昨天萧泽也提过一家婚纱工作室,虽然他说那家工作室没名气,但是,能和萧泽做朋友的人,有几个是没名气的?那些人不是商场上的,就是与他家交好。
所以找工作的事,还是亲力亲为,独自去找比较好。
可当我到车库取车时,就看见一身运动服的谢其南笑嘻嘻地站在车前,明显是在这儿等我。
“回去。”忽略他一脸的期待,我径直打开车门倾身坐进去。
启动车子,谢其南还一动不动地站在车前,一双圆溜溜的眼睛紧紧盯着我的车。推开车门,瞥了他一眼:“上车!”
“姐姐,我保证会乖乖的!”
我未搭理他,俯下身子帮他系好安全带,随后挂档开车。
谢其南像个出笼的小鸟,一路上都在叽叽喳喳吵个没完,一会讲学校里的事,一会又讲家里的事。直到我调高音乐的声音,他才安分下来。
到落落婚纱店门口,谢其南才再次活跃起来,趴在车窗看着外面问我:“姐姐是来买婚纱的吗?”
我嗯了下,就带着他下车。
店里面很冷清,客人寥寥无几。刚进来立马就有人过来:“你好,请问需要帮忙吗?”
我微笑看她:“你好,我是谢久,来应聘的那个。”
她上下打量了我一会,接着笑着介绍自己:“你好,我叫朱落落,刚刚和你通过电话的那位。”
中午和江沁打完电话后,就给落落婚纱店一个准信了。简历早在我辞去“盛华”的工作时就投了过来,所以一回到D市就可以直接来上班了,而今天,就是来商议下具体工作的。
朱落落边领着我往里走边好奇地问:“本来在想你一个做编辑的,怎么会跳槽做婚纱设计这行,现在见到你本人我算是明白了。对了,你是来当模特的吧?”
我摇头:“不是,是想帮您编辑婚纱介绍。”
“咦……我还以为你是来当模特的。”她将我们引到内间的沙发上坐下,突然高兴地朝谢其南看,“这是你儿子吗?你们母子长得可真像!”

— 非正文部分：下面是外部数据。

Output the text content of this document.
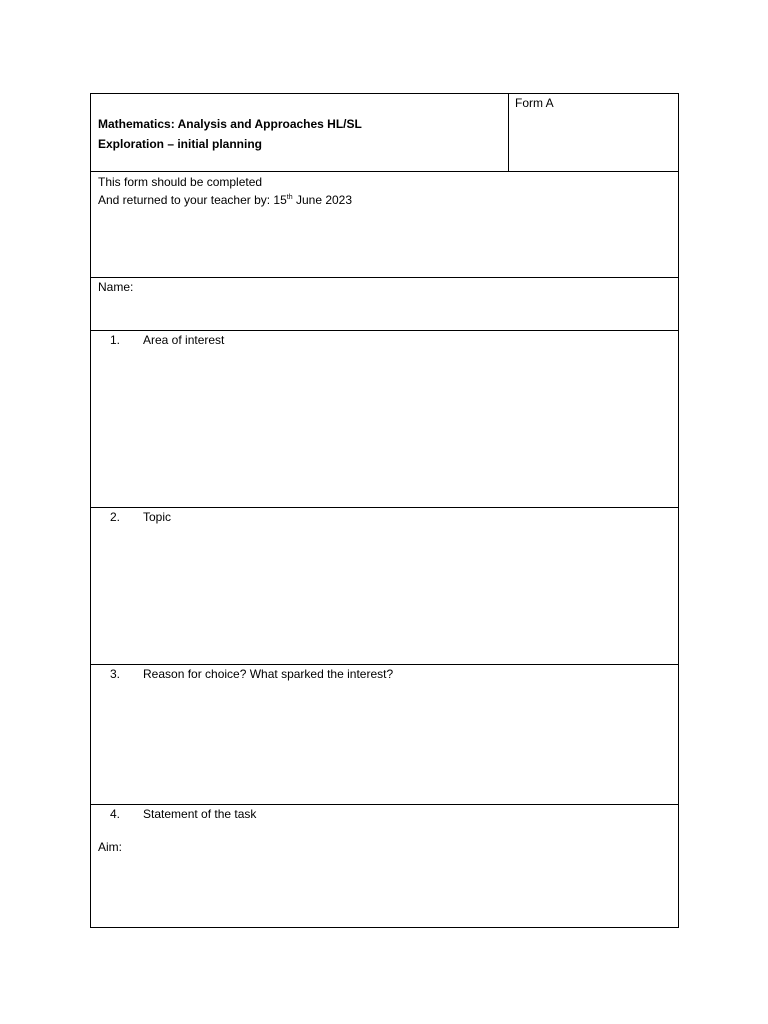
Mathematics: Analysis and Approaches HL/SL
Exploration – initial planning
	Form A

This form should be completed
And returned to your teacher by: 15th June 2023

Name:

1.	Area of interest

2.	Topic

3.	Reason for choice? What sparked the interest?

4.	Statement of the task
Aim:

谢其南坐在我身旁,仰着脖子答:“别人都说我和姐姐长得很像的!”
朱落落噗嗤一声,凑过来捏捏他的脸蛋:“今天你姐姐过来谈工作,你跟来干嘛?”
“我哥哥让我保护姐姐的!”
朱落落惊讶地看我:“你还有个哥哥?”
我否认了,谢其南口中的哥哥应该是舒辰安吧。他什么时候让谢其南跟着我的?
“明天就可以上班了吗?”
她递过来两杯果汁,嘻嘻一笑:“别说的那么正式嘛,我就是找个人来陪陪我而已,一个人在店里太无聊了。”
浅啜了下果汁,我说:“嗯,那我明天就来上班了。”
安静了好会,朱落落突然叹了口气:“我不会找个了沉默寡言的人回来了吧?”
***
谢其南跟过来,应该不止是由于舒辰安的嘱托吧,更多的应该是受了舒阿姨的交代。所以今天将他带来,也不算是坏事,之前能让他们知道,我现在已经找到了工作。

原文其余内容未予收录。